Distinguished Professor Dame Anne Salmond, the current New Zealander of the Year, has been awarded the country's highest science and technology honour.

The renowned anthropologist, considered our best known social scientist, was presented the prestigious Rutherford Medal in absentia at the Royal Society of New Zealand's research honours dinner in Dunedin this evening.

Dame Anne, who is in Germany, has a reputation for imaginative anthropological re-creations that have earned her rare accolades of membership with overseas scientific associations.

In New Zealand, the impact of her work been "huge" and led to a greater understanding of cultural engagement, the society said.


It has included several books studying Maori ceremonial gatherings, the first exchanges between Maori and Europeans and early expeditions in the Pacific.

In an acceptance message, she paid tribute to her teachers, mentors and colleagues at the University of Auckland, the University of Pennsylvania and around the world, and Maori and Pacific communities for sharing their insights and knowledge.

"As the Maori proverb states: 'Mehemea ka tuohu ahau me maunga teitei - if you should bow your head, let it be to a high mountain',", she said.

"They have opened up pathways into worlds that would have remained inaccessible to me and sent me off on a lifelong journey of voyaging and exploration."

Other winners
* Emeritus Professor Sir Harold Marshall was awarded the Pickering Medal, the top award for achievement in technology, for his innovative research-based acoustical designs that have had a profound effect on the design of performance spaces for music, worldwide. A company the former University of Auckland professor founded, Marshall Day Acoustics, has commissioned numerous concert halls, among them the Guangzhou Opera House and the Philharmonie de Paris.

* Dr Peter Lee received the Thomson Medal, for the management and application of research, for his outstanding contribution to commercialisation of scientific research. The honour particularly reflected his work as chief executive of the University of Auckland's commercialising arm Auckland Uniservices Ltd, the largest company of its kind in Australasia and recognised throughout the world for its innovative practices.

* Dr Siouxsie Wiles has been awarded the recently-introduced Callaghan Medal for outstanding contribution to science communication. The well-known University of Auckland microbiologist has made a vital contribution to raising public awareness of the value of medical science to human health and wellbeing. Dr Wiles also recently received a Prime Minister's Science Prize of $100,000 for her science communication efforts.

* Professor Neil Broom received the MacDiarmid Medal, awarded for advances for human benefit. The University of Auckland professor's research combining engineering and biological concepts has led to better understanding of human heart valves and joint and spinal tissues. The primary focus of his research has been on understanding the structure and function of the soft and hard connective tissue of joints and the spine, and, importantly, the influence of disease.

* Professor Richard Blaikie received the Hector Medal, recognising the advancement of physical sciences, for his wide-ranging contributions to the field of nano-optics. The Otago University professor notably proved light could be manipulated at scales much smaller than its wavelength, providing a world-first demonstration of a controversial superlens system using subwavelength techniques.
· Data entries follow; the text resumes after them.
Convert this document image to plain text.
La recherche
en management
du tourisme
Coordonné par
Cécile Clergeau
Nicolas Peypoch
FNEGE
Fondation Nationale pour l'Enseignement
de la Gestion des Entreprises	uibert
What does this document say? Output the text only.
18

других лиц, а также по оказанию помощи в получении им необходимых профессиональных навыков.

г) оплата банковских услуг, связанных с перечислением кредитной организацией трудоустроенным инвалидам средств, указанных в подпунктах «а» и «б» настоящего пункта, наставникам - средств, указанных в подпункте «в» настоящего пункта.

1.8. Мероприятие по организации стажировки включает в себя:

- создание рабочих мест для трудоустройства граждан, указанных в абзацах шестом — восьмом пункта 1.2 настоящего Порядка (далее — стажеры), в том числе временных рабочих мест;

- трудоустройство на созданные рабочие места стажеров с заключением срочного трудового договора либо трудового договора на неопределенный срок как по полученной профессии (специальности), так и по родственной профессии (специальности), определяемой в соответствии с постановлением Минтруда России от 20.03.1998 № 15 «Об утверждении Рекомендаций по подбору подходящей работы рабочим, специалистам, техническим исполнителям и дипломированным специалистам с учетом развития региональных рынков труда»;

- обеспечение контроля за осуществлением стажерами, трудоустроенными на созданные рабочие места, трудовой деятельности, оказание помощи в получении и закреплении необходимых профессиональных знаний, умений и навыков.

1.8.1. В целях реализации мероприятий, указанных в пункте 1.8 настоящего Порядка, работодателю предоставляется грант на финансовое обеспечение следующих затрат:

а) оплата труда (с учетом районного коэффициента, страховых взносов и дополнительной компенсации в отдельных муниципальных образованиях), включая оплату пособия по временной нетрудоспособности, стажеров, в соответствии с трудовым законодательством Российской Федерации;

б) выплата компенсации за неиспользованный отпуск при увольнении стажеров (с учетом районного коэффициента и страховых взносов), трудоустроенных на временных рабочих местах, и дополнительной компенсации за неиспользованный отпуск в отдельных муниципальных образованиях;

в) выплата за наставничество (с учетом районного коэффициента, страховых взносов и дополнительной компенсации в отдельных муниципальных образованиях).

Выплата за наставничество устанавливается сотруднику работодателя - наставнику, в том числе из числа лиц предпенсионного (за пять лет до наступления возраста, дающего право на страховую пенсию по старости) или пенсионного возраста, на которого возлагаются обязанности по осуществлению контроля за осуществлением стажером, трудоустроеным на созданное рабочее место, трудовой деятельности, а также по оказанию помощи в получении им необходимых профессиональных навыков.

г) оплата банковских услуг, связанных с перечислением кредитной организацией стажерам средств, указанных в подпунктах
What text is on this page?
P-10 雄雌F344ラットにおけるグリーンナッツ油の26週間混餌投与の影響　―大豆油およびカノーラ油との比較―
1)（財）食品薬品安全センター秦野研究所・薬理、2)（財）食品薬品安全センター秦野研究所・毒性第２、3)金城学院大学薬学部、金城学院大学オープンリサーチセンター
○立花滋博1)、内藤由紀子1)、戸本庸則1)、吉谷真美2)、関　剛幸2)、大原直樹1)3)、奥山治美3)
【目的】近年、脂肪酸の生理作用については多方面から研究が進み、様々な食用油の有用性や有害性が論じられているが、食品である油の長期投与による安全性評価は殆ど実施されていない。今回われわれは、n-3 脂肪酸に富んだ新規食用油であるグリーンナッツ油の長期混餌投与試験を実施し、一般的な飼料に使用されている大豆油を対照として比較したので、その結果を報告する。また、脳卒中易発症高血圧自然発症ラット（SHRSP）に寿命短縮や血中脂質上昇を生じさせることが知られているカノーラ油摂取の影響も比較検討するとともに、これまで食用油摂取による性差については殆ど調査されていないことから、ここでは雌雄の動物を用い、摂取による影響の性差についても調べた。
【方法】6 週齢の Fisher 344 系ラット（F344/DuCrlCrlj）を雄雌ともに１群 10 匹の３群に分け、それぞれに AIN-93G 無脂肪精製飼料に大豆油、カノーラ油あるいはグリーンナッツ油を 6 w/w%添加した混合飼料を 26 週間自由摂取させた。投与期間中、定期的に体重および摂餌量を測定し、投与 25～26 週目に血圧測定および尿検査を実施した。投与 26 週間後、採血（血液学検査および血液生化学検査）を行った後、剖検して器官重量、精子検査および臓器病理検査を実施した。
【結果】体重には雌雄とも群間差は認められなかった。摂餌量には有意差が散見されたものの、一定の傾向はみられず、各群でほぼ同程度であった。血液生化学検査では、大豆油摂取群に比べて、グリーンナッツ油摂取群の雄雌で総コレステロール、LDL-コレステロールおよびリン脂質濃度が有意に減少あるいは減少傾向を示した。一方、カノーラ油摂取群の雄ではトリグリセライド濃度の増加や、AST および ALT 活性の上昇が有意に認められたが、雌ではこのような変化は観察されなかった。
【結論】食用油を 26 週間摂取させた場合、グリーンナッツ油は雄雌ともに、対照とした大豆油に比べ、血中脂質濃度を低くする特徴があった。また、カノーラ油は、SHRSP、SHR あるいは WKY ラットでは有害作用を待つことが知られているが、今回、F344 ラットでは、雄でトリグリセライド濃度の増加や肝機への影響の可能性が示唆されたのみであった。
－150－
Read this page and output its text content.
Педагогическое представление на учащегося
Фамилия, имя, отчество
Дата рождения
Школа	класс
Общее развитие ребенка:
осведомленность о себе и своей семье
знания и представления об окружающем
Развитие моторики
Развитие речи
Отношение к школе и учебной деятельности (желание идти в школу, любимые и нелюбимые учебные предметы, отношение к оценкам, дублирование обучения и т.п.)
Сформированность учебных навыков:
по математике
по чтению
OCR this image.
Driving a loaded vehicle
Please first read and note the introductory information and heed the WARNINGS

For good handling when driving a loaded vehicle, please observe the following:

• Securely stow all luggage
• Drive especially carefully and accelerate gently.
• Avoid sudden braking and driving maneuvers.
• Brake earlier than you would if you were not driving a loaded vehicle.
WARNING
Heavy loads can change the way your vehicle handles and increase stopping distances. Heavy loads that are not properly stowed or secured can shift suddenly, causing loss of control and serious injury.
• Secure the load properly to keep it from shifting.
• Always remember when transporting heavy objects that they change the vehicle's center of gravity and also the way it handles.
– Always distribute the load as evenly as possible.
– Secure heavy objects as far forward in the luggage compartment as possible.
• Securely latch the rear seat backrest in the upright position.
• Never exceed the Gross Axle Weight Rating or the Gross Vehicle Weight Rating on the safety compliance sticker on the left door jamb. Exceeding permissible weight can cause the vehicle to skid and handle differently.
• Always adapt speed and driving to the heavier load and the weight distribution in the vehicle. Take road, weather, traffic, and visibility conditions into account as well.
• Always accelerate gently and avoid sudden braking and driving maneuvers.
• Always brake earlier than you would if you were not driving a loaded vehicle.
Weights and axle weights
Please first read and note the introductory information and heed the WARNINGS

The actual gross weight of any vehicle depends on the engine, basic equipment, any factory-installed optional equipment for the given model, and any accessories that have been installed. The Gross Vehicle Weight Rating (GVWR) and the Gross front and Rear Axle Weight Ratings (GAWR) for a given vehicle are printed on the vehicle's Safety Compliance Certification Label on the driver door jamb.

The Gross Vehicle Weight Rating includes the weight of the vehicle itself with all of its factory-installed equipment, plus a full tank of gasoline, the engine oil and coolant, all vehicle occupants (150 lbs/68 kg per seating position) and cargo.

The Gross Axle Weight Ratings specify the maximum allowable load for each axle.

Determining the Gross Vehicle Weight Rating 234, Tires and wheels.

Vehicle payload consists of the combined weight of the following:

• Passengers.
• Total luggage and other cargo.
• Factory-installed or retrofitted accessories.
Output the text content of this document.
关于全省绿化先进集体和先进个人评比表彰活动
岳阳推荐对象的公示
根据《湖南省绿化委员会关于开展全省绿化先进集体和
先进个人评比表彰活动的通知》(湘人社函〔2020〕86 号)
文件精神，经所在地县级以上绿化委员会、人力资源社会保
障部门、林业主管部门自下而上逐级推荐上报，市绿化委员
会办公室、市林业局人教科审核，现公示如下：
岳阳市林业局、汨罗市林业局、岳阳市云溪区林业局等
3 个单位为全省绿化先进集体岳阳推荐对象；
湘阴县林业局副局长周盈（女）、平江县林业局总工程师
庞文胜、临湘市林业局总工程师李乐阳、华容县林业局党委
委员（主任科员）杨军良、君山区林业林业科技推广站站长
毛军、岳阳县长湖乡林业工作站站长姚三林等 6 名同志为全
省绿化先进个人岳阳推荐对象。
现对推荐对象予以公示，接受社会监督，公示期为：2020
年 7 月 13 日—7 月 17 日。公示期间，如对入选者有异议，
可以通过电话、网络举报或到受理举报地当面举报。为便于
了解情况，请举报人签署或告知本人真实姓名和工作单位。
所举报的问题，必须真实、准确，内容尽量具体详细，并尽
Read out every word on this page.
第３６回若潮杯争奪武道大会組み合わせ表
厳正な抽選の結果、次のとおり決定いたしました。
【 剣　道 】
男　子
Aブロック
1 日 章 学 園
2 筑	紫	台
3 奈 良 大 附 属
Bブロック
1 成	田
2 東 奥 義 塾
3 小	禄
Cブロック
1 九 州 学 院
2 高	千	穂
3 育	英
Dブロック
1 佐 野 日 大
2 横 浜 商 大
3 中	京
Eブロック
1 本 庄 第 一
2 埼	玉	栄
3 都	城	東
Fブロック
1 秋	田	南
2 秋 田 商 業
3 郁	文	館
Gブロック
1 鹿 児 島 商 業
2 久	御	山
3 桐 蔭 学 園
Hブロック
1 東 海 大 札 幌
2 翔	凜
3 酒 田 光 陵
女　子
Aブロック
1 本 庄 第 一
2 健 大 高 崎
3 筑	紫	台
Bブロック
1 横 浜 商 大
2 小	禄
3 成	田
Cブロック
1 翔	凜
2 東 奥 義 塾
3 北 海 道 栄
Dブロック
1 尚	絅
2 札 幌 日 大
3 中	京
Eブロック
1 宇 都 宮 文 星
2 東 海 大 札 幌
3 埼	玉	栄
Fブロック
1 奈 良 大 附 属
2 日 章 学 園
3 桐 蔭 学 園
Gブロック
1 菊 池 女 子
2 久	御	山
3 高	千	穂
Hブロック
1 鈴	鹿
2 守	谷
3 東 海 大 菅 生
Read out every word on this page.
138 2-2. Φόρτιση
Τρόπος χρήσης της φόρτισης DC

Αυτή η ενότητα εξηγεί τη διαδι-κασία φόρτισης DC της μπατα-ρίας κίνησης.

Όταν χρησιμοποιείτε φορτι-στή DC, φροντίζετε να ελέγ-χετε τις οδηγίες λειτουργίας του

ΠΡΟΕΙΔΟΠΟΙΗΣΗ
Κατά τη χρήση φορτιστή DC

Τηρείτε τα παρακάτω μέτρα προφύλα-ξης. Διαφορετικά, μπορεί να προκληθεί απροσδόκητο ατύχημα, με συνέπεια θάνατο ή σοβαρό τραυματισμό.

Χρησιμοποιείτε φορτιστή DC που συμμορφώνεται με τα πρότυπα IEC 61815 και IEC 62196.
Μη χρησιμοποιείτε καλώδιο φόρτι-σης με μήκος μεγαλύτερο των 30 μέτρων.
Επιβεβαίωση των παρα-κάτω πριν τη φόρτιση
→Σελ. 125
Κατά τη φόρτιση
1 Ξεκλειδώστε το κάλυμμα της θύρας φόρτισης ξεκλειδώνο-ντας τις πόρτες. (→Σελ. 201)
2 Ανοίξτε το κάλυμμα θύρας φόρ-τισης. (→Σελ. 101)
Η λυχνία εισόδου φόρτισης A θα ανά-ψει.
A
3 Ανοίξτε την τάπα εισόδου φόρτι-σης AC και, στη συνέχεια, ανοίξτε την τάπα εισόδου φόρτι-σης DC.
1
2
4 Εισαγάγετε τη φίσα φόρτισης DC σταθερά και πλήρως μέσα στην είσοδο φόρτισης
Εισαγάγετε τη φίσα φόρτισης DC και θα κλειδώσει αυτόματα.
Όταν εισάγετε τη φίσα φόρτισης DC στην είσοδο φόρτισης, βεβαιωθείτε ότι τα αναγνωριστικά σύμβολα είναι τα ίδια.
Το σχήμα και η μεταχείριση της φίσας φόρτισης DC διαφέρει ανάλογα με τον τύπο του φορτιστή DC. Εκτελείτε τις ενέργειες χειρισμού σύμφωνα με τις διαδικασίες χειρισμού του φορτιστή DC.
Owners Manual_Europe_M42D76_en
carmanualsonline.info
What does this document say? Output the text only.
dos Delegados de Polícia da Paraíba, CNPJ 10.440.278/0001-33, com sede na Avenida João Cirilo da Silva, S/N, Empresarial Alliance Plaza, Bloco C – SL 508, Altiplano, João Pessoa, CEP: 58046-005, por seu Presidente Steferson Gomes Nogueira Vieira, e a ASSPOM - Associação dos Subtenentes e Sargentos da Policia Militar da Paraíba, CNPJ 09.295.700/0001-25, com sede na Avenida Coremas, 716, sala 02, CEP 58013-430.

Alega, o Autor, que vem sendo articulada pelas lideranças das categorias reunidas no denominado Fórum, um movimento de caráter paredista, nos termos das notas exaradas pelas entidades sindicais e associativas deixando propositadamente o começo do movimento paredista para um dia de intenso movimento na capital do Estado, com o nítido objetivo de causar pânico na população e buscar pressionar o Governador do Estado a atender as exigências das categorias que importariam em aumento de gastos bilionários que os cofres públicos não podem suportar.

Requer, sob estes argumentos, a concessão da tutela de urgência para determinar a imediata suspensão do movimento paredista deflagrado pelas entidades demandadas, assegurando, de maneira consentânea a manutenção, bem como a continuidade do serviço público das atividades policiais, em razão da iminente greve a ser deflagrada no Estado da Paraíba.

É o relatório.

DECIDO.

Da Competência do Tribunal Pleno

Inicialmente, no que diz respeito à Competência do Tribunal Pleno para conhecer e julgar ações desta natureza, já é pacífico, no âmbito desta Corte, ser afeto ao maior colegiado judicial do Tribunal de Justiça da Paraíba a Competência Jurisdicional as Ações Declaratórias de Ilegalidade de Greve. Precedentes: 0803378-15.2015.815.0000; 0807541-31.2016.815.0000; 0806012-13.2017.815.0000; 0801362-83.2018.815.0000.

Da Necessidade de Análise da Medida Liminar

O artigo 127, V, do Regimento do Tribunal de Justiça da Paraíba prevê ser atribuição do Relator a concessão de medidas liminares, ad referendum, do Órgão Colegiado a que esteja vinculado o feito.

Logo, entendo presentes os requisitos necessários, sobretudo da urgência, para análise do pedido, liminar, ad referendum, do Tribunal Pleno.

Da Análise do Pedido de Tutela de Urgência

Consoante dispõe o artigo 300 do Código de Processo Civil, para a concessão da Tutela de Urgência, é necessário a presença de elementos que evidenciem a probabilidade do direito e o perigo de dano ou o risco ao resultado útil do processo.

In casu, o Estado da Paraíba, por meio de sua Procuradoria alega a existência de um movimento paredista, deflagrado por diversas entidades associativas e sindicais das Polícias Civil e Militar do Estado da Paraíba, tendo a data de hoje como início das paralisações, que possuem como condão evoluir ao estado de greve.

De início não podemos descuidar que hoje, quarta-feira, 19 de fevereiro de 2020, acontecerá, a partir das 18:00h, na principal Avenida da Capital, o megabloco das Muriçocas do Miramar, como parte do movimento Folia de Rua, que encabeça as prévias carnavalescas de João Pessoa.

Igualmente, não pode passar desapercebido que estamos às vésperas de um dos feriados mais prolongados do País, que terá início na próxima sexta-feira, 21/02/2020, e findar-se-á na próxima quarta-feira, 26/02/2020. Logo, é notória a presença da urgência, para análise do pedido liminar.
* Professor Dave Kelly was awarded the Hutton Medalm, for plant science, for developing knowledge of native flora in New Zealand and defining the key interactions between plants and animals. The University of Canterbury professor has made long-term studies of South Island ecosystems, including decade-long studies to understand "mast seeding", where plant species synchronise production of an unusually large seed crop.

* Professor John Pratt, of Victoria University, received the Mason Durie Medal, in recognition of advancing the frontiers of social science. The professor has advanced the field of the sociology of punishment and comparative penology, specifically looking at why the punishment of offenders changes over time, and exploring comparisons between English-speaking and Nordic societies.

* Professor Andrew Buchanan, winner of the RJ Scott Medal, for engineering sciences and technologies, has been a major force in the international resurgence in the use of timber for large-scale buildings. Many of the concrete and steel buildings in Christchurch survived the Earthquake with moderate damage, but were proving to be too expensive to repair and are being demolished. Professor Buchanan's research has been on developing methods by which joints in timber buildings can be designed to "give" in an earthquake, while avoiding permanent damage or deformation.

* Professor Jim McQuillan, of Otago University, received the TK Sidey Medal for outstanding scientific research in the field of electromagnetic radiation. Professor McQuillan was part of a research partnership that created a new chemical analytical technique called surface-enhanced Raman scattering (SERS) and developed infrared spectroscopy to examine wet metal oxide nanoparticles.

* Professor Michael Baker was awarded the Liley Medal by the Health Research Council of New Zealand for his outstanding contribution to the health and medical sciences in the field of public health. The Otago University professor's research has shown a dramatic rise in the incidence of serious infectious diseases and rising inequalities across populations in New Zealand.